From a literary perspective, the popularity of the computer game appears unmotivated. Computer games seem meaningless but are nevertheless played over and over. In opposition to the 'meaningless game' the idea of making games that tell a good story has been expressed in a variety of ways and places, from the ads for computer games to the works of Brenda Laurel and Janet Murray. This idea has often been described with the term interactive fiction which has been traced historically and subsequently rejected by Espen Aarseth in his book Cybertext. The unclearness of the term is probably largely due to the fact that it is a Utopian idea, which can then be studied as a such.
The main argument of this paper is that there are no good stories in computer games because the computer game does not tell stories - it is not a narrative medium. My method is that of using traditional narrative theory to examine various computer games, to see how the gameplay interacts with any narrative elements or stories connected to them. In this way I try to identify if and how games relate to stories, and I attempt to pin out the problems of combining them. This will hopefully help establishing the characteristics of the computer game. The paper is produced from a double background of literary theory and personal experience in developing computer games. I hope this opens towards seeing computer games less like a given structure and more like a practical and theoretical problem still to be shaped.

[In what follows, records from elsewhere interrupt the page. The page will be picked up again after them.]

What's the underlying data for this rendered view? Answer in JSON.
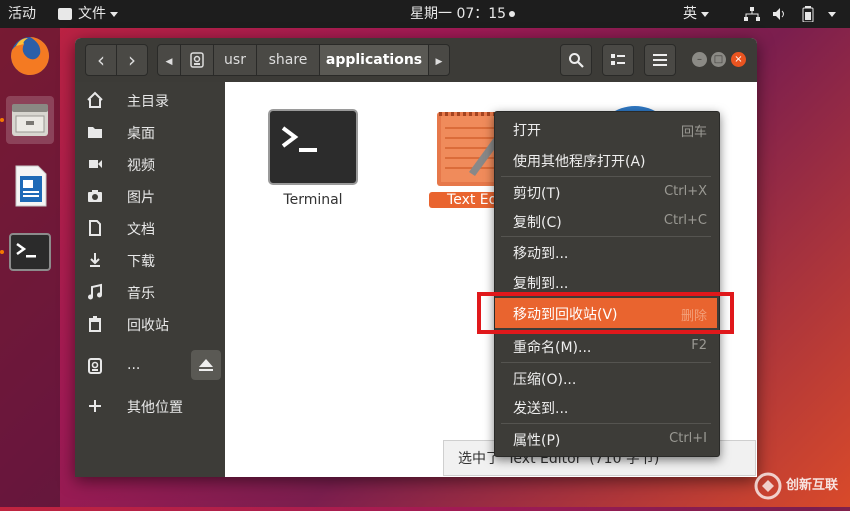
{
  "topbar": {
    "activities": "活动",
    "app_menu": "文件",
    "clock": "星期一 07：15",
    "input_method": "英"
  },
  "window": {
    "nav": {
      "back": "‹",
      "forward": "›"
    },
    "breadcrumbs": [
      "usr",
      "share",
      "applications"
    ],
    "window_controls": [
      "–",
      "□",
      "×"
    ]
  },
  "sidebar": {
    "items": [
      {
        "label": "主目录",
        "icon": "home-icon"
      },
      {
        "label": "桌面",
        "icon": "folder-icon"
      },
      {
        "label": "视频",
        "icon": "video-icon"
      },
      {
        "label": "图片",
        "icon": "camera-icon"
      },
      {
        "label": "文档",
        "icon": "document-icon"
      },
      {
        "label": "下载",
        "icon": "download-icon"
      },
      {
        "label": "音乐",
        "icon": "music-icon"
      },
      {
        "label": "回收站",
        "icon": "trash-icon"
      },
      {
        "label": "...",
        "icon": "drive-icon"
      },
      {
        "label": "其他位置",
        "icon": "plus-icon"
      }
    ]
  },
  "files": [
    {
      "name": "Terminal"
    },
    {
      "name": "Text Edit"
    }
  ],
  "status": {
    "text": "选中了“Text Editor”(710 字节)"
  },
  "context_menu": {
    "items": [
      {
        "label": "打开",
        "accel": "回车"
      },
      {
        "label": "使用其他程序打开(A)",
        "accel": ""
      },
      {
        "label": "剪切(T)",
        "accel": "Ctrl+X"
      },
      {
        "label": "复制(C)",
        "accel": "Ctrl+C"
      },
      {
        "label": "移动到...",
        "accel": ""
      },
      {
        "label": "复制到...",
        "accel": ""
      },
      {
        "label": "移动到回收站(V)",
        "accel": "删除"
      },
      {
        "label": "重命名(M)...",
        "accel": "F2"
      },
      {
        "label": "压缩(O)...",
        "accel": ""
      },
      {
        "label": "发送到...",
        "accel": ""
      },
      {
        "label": "属性(P)",
        "accel": "Ctrl+I"
      }
    ]
  },
  "watermark": {
    "text": "创新互联"
  },
  "colors": {
    "accent": "#e9642f",
    "highlight_box": "#e0181b"
  }
}
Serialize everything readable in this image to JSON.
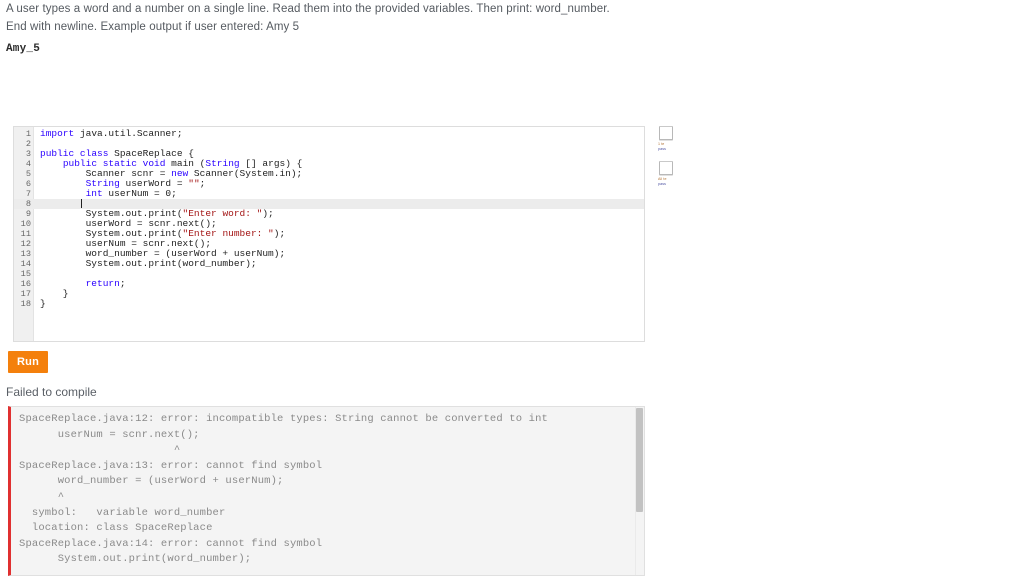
{
  "prompt": {
    "text": "A user types a word and a number on a single line. Read them into the provided variables. Then print: word_number. End with newline. Example output if user entered: Amy 5",
    "example_output": "Amy_5"
  },
  "editor": {
    "lines": [
      {
        "n": "1",
        "code": "import java.util.Scanner;"
      },
      {
        "n": "2",
        "code": ""
      },
      {
        "n": "3",
        "code": "public class SpaceReplace {"
      },
      {
        "n": "4",
        "code": "    public static void main (String [] args) {"
      },
      {
        "n": "5",
        "code": "        Scanner scnr = new Scanner(System.in);"
      },
      {
        "n": "6",
        "code": "        String userWord = \"\";"
      },
      {
        "n": "7",
        "code": "        int userNum = 0;"
      },
      {
        "n": "8",
        "code": ""
      },
      {
        "n": "9",
        "code": "        System.out.print(\"Enter word: \");"
      },
      {
        "n": "10",
        "code": "        userWord = scnr.next();"
      },
      {
        "n": "11",
        "code": "        System.out.print(\"Enter number: \");"
      },
      {
        "n": "12",
        "code": "        userNum = scnr.next();"
      },
      {
        "n": "13",
        "code": "        word_number = (userWord + userNum);"
      },
      {
        "n": "14",
        "code": "        System.out.print(word_number);"
      },
      {
        "n": "15",
        "code": ""
      },
      {
        "n": "16",
        "code": "        return;"
      },
      {
        "n": "17",
        "code": "    }"
      },
      {
        "n": "18",
        "code": "}"
      }
    ],
    "active_line": "8",
    "language": "java",
    "class_name": "SpaceReplace"
  },
  "test_rail": {
    "blocks": [
      {
        "icon": "run-test-button",
        "label_line1": "1 te",
        "label_line2": "pass"
      },
      {
        "icon": "run-all-tests-button",
        "label_line1": "All te",
        "label_line2": "pass"
      }
    ]
  },
  "toolbar": {
    "run_label": "Run"
  },
  "status": {
    "text": "Failed to compile"
  },
  "console": {
    "output": "SpaceReplace.java:12: error: incompatible types: String cannot be converted to int\n      userNum = scnr.next();\n                        ^\nSpaceReplace.java:13: error: cannot find symbol\n      word_number = (userWord + userNum);\n      ^\n  symbol:   variable word_number\n  location: class SpaceReplace\nSpaceReplace.java:14: error: cannot find symbol\n      System.out.print(word_number);",
    "accent_color": "#e03030",
    "scroll_thumb_visible": true
  },
  "colors": {
    "run_button": "#f4800c",
    "keyword": "#2a00ff",
    "string": "#a31515",
    "error_border": "#e03030"
  }
}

The computer game and the narrative

Interactive fiction seems like a sensible project: To combine the two large human activities of games and storytelling is an appealing idea. Add to this that the "stories" in computer games today are basically shallow catalogues of popular culture: fast cars, aliens, monsters from hell. But in actuality, game and narrative are two separate phenomena that in many situations are mutually exclusive. From this follows that traditional narrative theory is not sufficient to describe computer games. I will attempt using this situation to an advantage.
It seems reasonable to claim that stories are based on a feeling of events that have happened, that had to lead to each other, and that the end of any narrative gains weight from: if not destiny then causal logic and inevitability. Conversely, interactivity and computer games are defined by the player's possibility of influencing the game now. Narratives use a variety of tricks and devices, such as distancing between the narrator and the narrated and shifts in the speed of narration. Canonical works like Lawrence Sterne's Tristam Shandy or Marcel Proust's Remembrance of Things Past exploit this radically. This is not possible in the game since the events of the game necessarily happen while the player is playing. In a even more basic way a narrative presupposes the act of narration and this does not seem to happen in the computer game. Computer games are interesting for completely different reasons.

The classical video game

Classical action-based computer games like Space Invaders or Donkey Kong share a lack of most devices found in the narrative. However, they have narrative frames: Earth attacked by aliens and a girl kidnapped by an evil gorilla. These frames tell the player what to do, what ending to strive for. Unlike a narrative, where a part of the tension is the anticipation of the ending, the ending of the game is already known to the player. It is then the player's task to actualise this good and well known ending. Even chess can be said to have a narrative frame: that of a war between two societies. But this is hardly the point of chess; the more you play, the less you think of the frame, and this most likely characterises games as such. The titles and the narrative framings of computer games basically serve as metaphors for the game and the actions of the player.
Telling a story

Games that attempt to tell a story do so in several ways. A popular game like Myst posits the player, not in the leading role but as a minor character that by exploring a world and solving traditional switch-based puzzles is revealed the story of the island world of Myst. Games that try more directly to combine narrative with gaming tend to fail miserably because of the incompatibilities of the two forms: The player must suffer constant shifts between the narrative mode with all its distances in time and determination, and the game with its sense of the immediacy and openness. Furthermore, the introduction of linear elements like video clips or passages of text lock the game in structures lacking all of the flexibility of even the most primitive computer graphics. But surprisingly, modern action-games like Doom or Unreal - the former famous for its lack of a storyline - have adopted some strategies from the narrative, especially the pause, for creating variations in speed.
Conclusion

The task a theorist faces with computer games is not simply one of finding the old in the new. Computer games should not be evaluated as-something-else, but as computer games. And they show us that some things in the world do not belong to the broad category of "the narrative". Computer games can be challenged and explored in a different way than literature. It is precisely due to the absence of narrative in Quake that the average gamer spends more time on it than the average reader spends on Moby Dick. This means that there is no point in insisting on computer games that tell a story, because that is inherently not what they do: Computer games are collections of elements that are continually combines and recombines to form new interesting patterns. And that is their strength.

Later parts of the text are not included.